License article

Macmahon supports 'unfair' asset sale

MACMAHON Holdings will push ahead with the planned investor vote over the $25 million sale of its construction assets to key shareholder Leighton Holdings, even though an independent expert has queried whether the price is adequate.

The finding is likely to put Macmahon's management in a tight spot as it continues to reject an informal approach for the business from India's Sembawang, which has tabled a better offer for the assets.

Ernst & Young labelled the planned sale to Leighton as ''not fair, but reasonable'' as Leighton was offering a discount to the fair value of the construction assets.

Indeed Ernst & Young concluded that the construction assets were valued between $31.3 million and $35 million. Although, after taking into account the all-cash nature of the transaction and the formula to the sale valuation, the discount Leighton seemed to be getting for the assets was between $1.4 million and $5.2 million, Ernst & Young said.

''The proposed transaction is not fair to the non-associated shareholders of Macmahon,'' Ernst & Young found in its assessment of the deal. Even so, it concluded the minority shareholders were likely to be better off if the proposed transaction went ahead.

Sembawang, a subsidiary of Indian conglomerate Punj Lloyd, has said it is prepared to pay as much as $38 million for the construction arm but has not been able to push ahead with due diligence given Macmahon has signed an exclusivity deal with Leighton.


In a statement Macmahon said its independent directors continued to recommend shareholders support the sale of the business to Leighton. The discount was ''comparatively small'' relative to the market capitalisation of Macmahon and the potential costs if the sale did not proceed.

''The proposed transaction is in the best interests of Macmahon's shareholders, providing certain terms, limited conditions and low risk to completion,'' the statement said.
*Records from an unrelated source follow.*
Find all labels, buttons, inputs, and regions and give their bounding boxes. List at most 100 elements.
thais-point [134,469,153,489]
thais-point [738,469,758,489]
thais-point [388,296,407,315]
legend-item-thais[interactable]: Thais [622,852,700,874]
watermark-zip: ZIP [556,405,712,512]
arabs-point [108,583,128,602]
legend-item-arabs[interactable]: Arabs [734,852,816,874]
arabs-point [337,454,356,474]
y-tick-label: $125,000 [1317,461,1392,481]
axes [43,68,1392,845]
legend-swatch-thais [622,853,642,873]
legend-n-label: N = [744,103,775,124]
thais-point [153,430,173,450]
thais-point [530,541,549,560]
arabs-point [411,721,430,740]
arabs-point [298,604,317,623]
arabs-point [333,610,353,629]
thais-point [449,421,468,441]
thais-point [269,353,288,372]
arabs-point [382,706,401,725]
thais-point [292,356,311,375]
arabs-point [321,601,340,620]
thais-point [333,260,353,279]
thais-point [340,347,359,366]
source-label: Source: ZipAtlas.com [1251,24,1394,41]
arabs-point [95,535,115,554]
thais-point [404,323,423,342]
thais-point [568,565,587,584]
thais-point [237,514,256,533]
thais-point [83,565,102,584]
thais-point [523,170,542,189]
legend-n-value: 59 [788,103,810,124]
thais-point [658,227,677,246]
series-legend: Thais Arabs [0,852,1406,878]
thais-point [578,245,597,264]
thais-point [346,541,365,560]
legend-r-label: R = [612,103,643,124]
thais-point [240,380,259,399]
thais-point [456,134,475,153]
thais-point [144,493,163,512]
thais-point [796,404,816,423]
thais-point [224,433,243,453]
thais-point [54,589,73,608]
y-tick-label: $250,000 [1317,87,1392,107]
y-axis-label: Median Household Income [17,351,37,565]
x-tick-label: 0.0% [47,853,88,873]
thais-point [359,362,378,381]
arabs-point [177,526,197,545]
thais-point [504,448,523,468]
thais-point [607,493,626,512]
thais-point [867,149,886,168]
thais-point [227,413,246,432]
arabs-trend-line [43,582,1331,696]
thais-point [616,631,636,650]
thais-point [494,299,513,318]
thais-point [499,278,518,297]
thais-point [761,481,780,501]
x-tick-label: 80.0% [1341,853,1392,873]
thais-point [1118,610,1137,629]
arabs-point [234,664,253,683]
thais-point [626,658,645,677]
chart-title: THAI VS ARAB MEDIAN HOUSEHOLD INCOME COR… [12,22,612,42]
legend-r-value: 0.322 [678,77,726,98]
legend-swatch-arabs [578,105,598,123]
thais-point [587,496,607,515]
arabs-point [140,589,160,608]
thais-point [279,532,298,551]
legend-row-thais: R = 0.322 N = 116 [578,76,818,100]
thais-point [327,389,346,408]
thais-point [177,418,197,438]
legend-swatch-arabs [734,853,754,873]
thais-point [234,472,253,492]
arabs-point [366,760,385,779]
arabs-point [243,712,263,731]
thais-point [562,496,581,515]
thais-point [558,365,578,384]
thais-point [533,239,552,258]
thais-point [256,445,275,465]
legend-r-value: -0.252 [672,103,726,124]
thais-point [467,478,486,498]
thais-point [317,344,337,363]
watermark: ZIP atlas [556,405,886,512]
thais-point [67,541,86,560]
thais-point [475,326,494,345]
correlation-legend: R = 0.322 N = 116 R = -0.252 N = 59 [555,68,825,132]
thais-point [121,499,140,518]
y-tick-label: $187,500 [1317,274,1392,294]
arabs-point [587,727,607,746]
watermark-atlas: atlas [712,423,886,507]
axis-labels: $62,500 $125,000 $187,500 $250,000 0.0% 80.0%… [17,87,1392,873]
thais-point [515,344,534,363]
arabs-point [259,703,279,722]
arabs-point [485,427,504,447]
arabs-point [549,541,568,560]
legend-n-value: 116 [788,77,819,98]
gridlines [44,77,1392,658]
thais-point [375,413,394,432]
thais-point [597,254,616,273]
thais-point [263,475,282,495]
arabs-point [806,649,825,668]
The shareholder vote on the planned sale is scheduled for February 26.

Macmahon chairman Ken Scott-Mackenzie said the planned sale to Leighton would provide certainty for the company.

''Our construction business was not positioned to be competitive or deliver sustainable earnings in the future due to its insufficient scale, high overheads and challenges in attracting and retaining key management personnel,'' he said.

''By selling the majority of our construction projects, we will be able to focus on building the strength and reputation of our mining operations, which reduces our risk profile and is expected to deliver more consistent and sustainable earnings.''

He also urged shareholders not to be ''distracted'' by the recent approaches from Sembawang, noting the independent directors had rejected the conditional nature of the transaction.

Sembawang has threatened legal action against the sale to Leighton, alleging it approached Macmahon in November - before it signed the memorandum of understanding with Leighton that prevents it from granting a third party due diligence.

Leighton owns 24 per cent of Macmahon, and has shown strong financial support in a difficult time for the contractor. With cash-strapped Macmahon hit by a big profit downgrade last month, Leighton stumped up its full entitlement in a heavily discounted equity raising and also took part in the institutional shortfall book-build.